Donald Trump’s racist tirade about Haiti, El Salvador, and African countries has done more than humiliate himself and his allies. It is draining young talent and engagement from the Republican Party.

Just ask Kyle McDaniel, a 28-year-old GOP activist and rising star from Virginia who served on party committees in northern Virginia and was seriously discussed as a candidate for public office.

But now, McDaniel has fallen out with the GOP over Trump, in a scorching letter condemning his party’s inability to stand up to racism.

“I can no longer tacitly endorse or defend the prevailing views held by a majority of members of the Republican Party,” McDaniel wrote. “I have, on more occasions than I care to recall, been forced to ‘bite my tongue’ when in conversation with other party leaders about the issues of the day.”

“I cannot in good faith continue to do that,” he added.

McDaniel went on to describe other behavior from his fellow Republicans that made him uncomfortable:

I held my tongue when Fredy Burgos called Muslims “savages” and Islam a “death cult created by Satan”, claimed that interracial adoption and marriage is a threat to western culture, claimed that calling refugees “human” “is a stretch”, characterized Catholics as worshipers of false idols, and claimed that Methodists are “humanists” doomed to hell. I held my tongue when members of the SCC defended white nationalists and neo-Nazis rallying in Charlottesville under the auspices of “the right” and promptly shut down any attempt to address that stain on our reputation under the argument that it may cost votes. I held my tongue earlier this month when the outgoing Fairfax County GOP chairman fervently attacked a colleague on our committee for raising concerns about Fredy’s continued commentary.

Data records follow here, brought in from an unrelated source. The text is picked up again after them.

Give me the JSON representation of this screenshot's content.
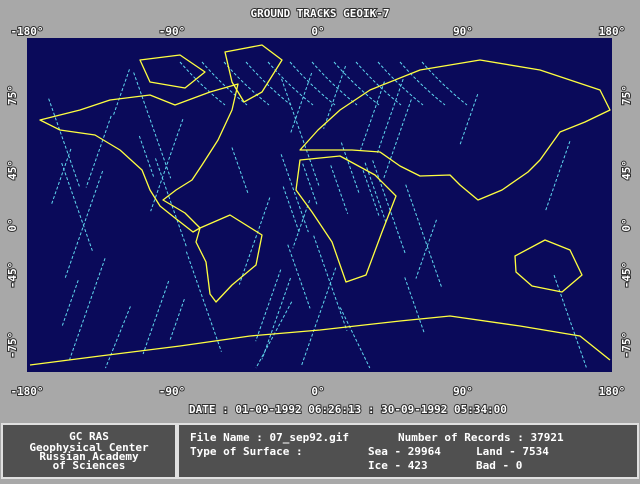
{
  "header": {
    "title": "GROUND TRACKS GEOIK-7"
  },
  "map": {
    "lon_labels": [
      "-180°",
      "-90°",
      "0°",
      "90°",
      "180°"
    ],
    "lat_labels": [
      "75°",
      "45°",
      "0°",
      "-45°",
      "-75°"
    ],
    "date": "DATE : 01-09-1992 06:26:13 : 30-09-1992 05:34:00"
  },
  "footer": {
    "org": [
      "GC RAS",
      "Geophysical Center",
      "Russian Academy",
      "of Sciences"
    ],
    "file_name": "File Name : 07_sep92.gif",
    "records": "Number of Records : 37921",
    "surface_label": "Type of Surface :",
    "sea": "Sea - 29964",
    "land": "Land - 7534",
    "ice": "Ice - 423",
    "bad": "Bad - 0"
  }
}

The incidents that disgusted McDaniel are not isolated. The Virginia GOP has, in recent years, taken a hard turn to the white supremacist right, with their most recent gubernatorial candidate fundraising off of Confederste symbols and one of their congressmen posing for a photo-op with the organizer of the neo-Nazi riots in Charlottesville.

But the absolute last straw for McDaniel was Trump’s racist characterization of Haiti.

“I have been to Haiti’s slums, twice, and worked along side those who have to call it home; my wife and I are considering adopting a Haitian child,” he said.

To McDaniel’s mind, “there is no rationalization of the President’s comments” that excuse his vile bigotry.

McDaniel is the latest in a long line of longtime Republican allies to leave the party in recent weeks and months. Trump has increasingly made it harder for many economic conservatives to freely associate with the White House, with many of his advisers resigning in protest of his description of the Charlottesville white supremacists as “very fine people.”

And Republicans themselves admit that Trump has become “a drag on the ticket” — one reason so many of them are choosing to retire.

It is rapidly becoming impossible for the GOP to hold together its traditional coalition. Trump has poisoned the brand beyond anything salvageable.